Each day I am reminded of lilies as I dress myself. The petals of lilies hold moisture. If you crush them, the nectar of the gods will glisten in the palm of your unfamiliar hand, and you will ask forgiveness even if you’re sure you haven’t sinned. But how can anyone be sure?

God sits down for a breather, wiping flour dust across the front of her dark silk blouse. Her face is flushed and sweaty from leaning into the oven. So many loaves. So much redemption. “Uh-oh,” I say, as I try to brush the flour streaks off her chest. “You have to look good from the waist up. Remember?”

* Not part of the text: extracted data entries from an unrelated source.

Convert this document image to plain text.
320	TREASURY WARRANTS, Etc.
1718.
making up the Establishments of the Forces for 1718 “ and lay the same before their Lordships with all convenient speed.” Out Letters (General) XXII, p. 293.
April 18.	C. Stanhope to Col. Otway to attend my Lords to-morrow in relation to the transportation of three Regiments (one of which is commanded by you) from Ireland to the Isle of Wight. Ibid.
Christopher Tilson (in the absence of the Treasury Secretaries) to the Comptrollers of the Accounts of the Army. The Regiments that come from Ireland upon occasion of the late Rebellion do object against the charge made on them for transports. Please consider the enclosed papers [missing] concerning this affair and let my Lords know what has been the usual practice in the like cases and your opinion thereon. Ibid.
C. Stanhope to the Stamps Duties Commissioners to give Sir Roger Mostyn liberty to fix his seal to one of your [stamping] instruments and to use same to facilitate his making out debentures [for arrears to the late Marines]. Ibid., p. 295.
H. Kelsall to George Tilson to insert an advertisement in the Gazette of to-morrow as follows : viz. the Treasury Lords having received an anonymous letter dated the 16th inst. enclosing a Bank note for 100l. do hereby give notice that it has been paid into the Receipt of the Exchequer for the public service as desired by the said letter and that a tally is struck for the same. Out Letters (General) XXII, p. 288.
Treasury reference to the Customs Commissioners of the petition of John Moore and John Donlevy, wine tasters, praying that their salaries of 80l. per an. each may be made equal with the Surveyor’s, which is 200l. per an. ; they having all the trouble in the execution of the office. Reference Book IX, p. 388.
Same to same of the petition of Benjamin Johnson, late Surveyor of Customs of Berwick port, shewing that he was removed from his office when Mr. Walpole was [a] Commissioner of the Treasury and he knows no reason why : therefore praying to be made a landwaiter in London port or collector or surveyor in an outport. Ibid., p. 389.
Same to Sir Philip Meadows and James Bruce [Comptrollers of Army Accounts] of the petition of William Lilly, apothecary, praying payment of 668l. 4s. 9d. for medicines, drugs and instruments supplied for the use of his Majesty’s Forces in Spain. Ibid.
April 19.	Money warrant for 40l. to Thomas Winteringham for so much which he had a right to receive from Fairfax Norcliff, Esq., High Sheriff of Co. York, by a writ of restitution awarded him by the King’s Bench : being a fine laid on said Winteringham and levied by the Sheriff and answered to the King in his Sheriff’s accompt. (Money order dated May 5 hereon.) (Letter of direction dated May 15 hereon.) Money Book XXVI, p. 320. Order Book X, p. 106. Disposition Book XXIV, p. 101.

I offer her a hanky, feeling oddly chivalrous. She mops it across her forehead and gives it back dripping. I contemplate the holy sweat of God pooling in my hand. Could I use this hanky to absolve myself? The world? Could I water the broken lilies and restore them to their former glory?

“Eat your toast,” God smiles, her voice rich and motherly. “Just eat your toast.” She glances down at her smeared shirt and disappears, presumably to change. Maybe I’m supposed to entertain the other Gods and do the dishes. Maybe not. Their sufficiency is both reassuring and destabilizing. I’m never sure what I’m called to do so I make things up. In graduate school the professors said we should not act without a theory to undergird our actions. For some time now, my theory has been love. It’s a weak theory with limited explanatory power. That’s why I like it so much.